Museums in the Vaser Valley
Maramures, one of the northernmost regions of Romania, is highly appreciated by tourists for the way it conserves its traditions and environment.
Christine Leșcu, 26.08.2017, 14:14
Maramures, one of the northernmost regions of Romania, is highly appreciated by tourists for the way it conserves its traditions and environment, as well as for its cultural and ethnic diversity. One example is a special museum on the valley of the river Vaser, in the town of Viseul de Sus, a stopover for the famous “mocanita”, the local name for the narrow gauge forestry train servicing the area of old.
The museum, known as the Elefant House, is right in the station, and is dedicated to the old Jewish community in Viseul de Sus, which, between the world wars, represented 30 to 40% of the local population. The area had been multicultural for centuries at that time, with ethnic Germans, Hungarians, Romanians, Rutenians and Russians living together.
Vasile Coman, the director of forestry railways in Vaser Valley, told us about the museum and the region: “We usually see this cosmopolitanism in port cities, not small mountain towns. We have built this museum by our own initiative, out of respect for the Jewish community in Viseu, which between the wars was 3,000 strong, and this is a monument to the Holocaust, in remembrance of the suffering of this community. It is a museum built in a home, and is named after Alexander Elefant, the Jewish man who built the first logging station in the Vaser Valley. The museum houses photographs, documents and testimonials related to the suffering of the Jewish people here. In 1944, from spring to autumn, over 12,000 people of Hebrew ethnicity in this area were deported, sent to Auschwitz, Dachau and other concentration camps. Only six of them returned. We have a glass case with objects brought from the camps that had belonged to some of them. We inaugurated this museum in 2007 and the building housing it is one of the last remaining traditional Jewish homes in Viseu. It was dismantled in order to be brought over and rebuilt here, on the platform of the narrow gauge train, which carries thousands of tourists to the fascinating Vaser Valley.”
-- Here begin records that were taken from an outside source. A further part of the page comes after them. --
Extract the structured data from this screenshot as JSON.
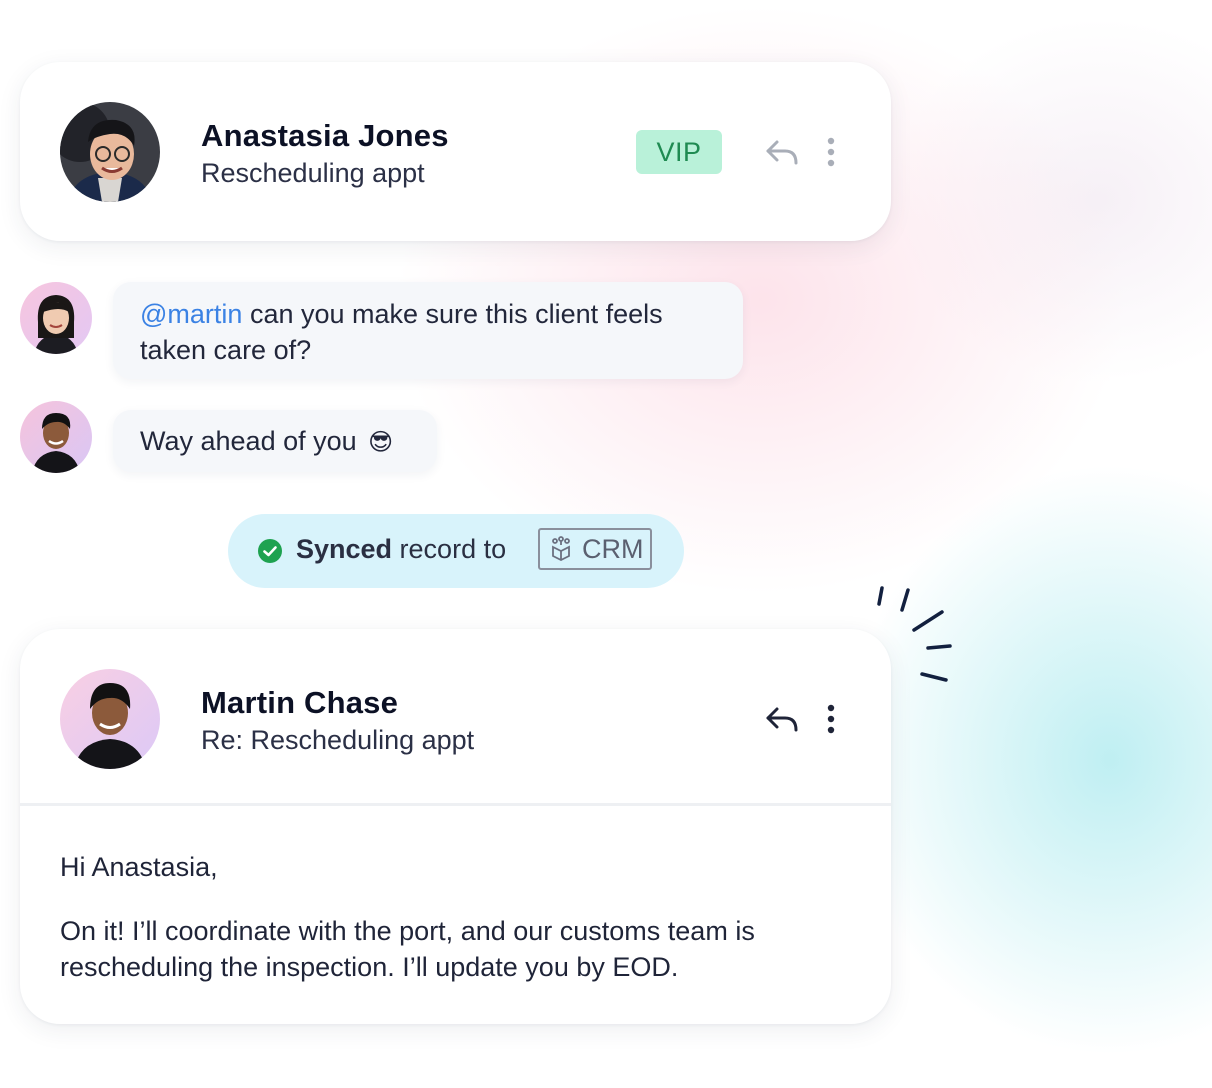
{
  "top_card": {
    "name": "Anastasia Jones",
    "subject": "Rescheduling appt",
    "badge": "VIP",
    "avatar_icon": "avatar-anastasia",
    "reply_icon": "reply-icon",
    "more_icon": "more-vertical-icon"
  },
  "comments": [
    {
      "mention": "@martin",
      "text_line1": " can you make sure this client feels",
      "text_line2": "taken care of?",
      "avatar_icon": "avatar-teammate"
    },
    {
      "text": "Way ahead of you",
      "emoji": "😎",
      "avatar_icon": "avatar-martin"
    }
  ],
  "sync": {
    "bold": "Synced",
    "text": " record to ",
    "target": "CRM",
    "check_icon": "check-circle-icon",
    "crm_icon": "crm-cube-icon"
  },
  "bottom_card": {
    "name": "Martin Chase",
    "subject": "Re: Rescheduling appt",
    "greeting": "Hi Anastasia,",
    "body_line1": "On it! I’ll coordinate with the port, and our customs team is",
    "body_line2": "rescheduling the inspection. I’ll update you by EOD."
  },
  "colors": {
    "vip_bg": "#b9f1d9",
    "vip_text": "#1f8b52",
    "mention": "#3b82e4",
    "sync_bg": "#d8f3fb",
    "check": "#1ea250"
  }
}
The wooden house welcomes tourists in two traditional-style rooms. One of them hosts the actual museum, with photos of the Jews in the Vaser Valley deported to concentration camps and items that had belonged to these people. The other room is a small café, where visitors can chat while waiting for the narrow-gauge steam train. Hanging on the doorpost, on the right, is the traditional Jewish mezuzah, the symbol of the Exodus. In Viseul de Sus, the Jews embraced professions typical for the region. They were shepherds, farmers, and craftsmen.
Many of them were involved in log driving and timber sale, Vasile Coman also explained, and he moved on to describing the second museum in Viseul de Sus: “This ethnographic museum is located near a compound adjacent to the Elefant Museum, a compound made up of four traditional Romanian houses, a stable and a wood shed. These are houses specific to the Iza Valley region, the Borsa-Moisei area, built between 80 and 100 years ago, and we had them rebuilt next to the Elefant Museum, preserving all their traditional elements. We intend to arrange these houses as museums of log driving, of forestry and forestry railways, on the one hand, and on the other hand to use them as boarding houses, if possible. A monumental wooden gate, specific to the Maramures region and more than 60 years old, overlooks the entire ethnographic and architectural compound.”
You can admire all these and many other things here at the Elefant Museum, in the town of Viseul de Sus in Maramures County.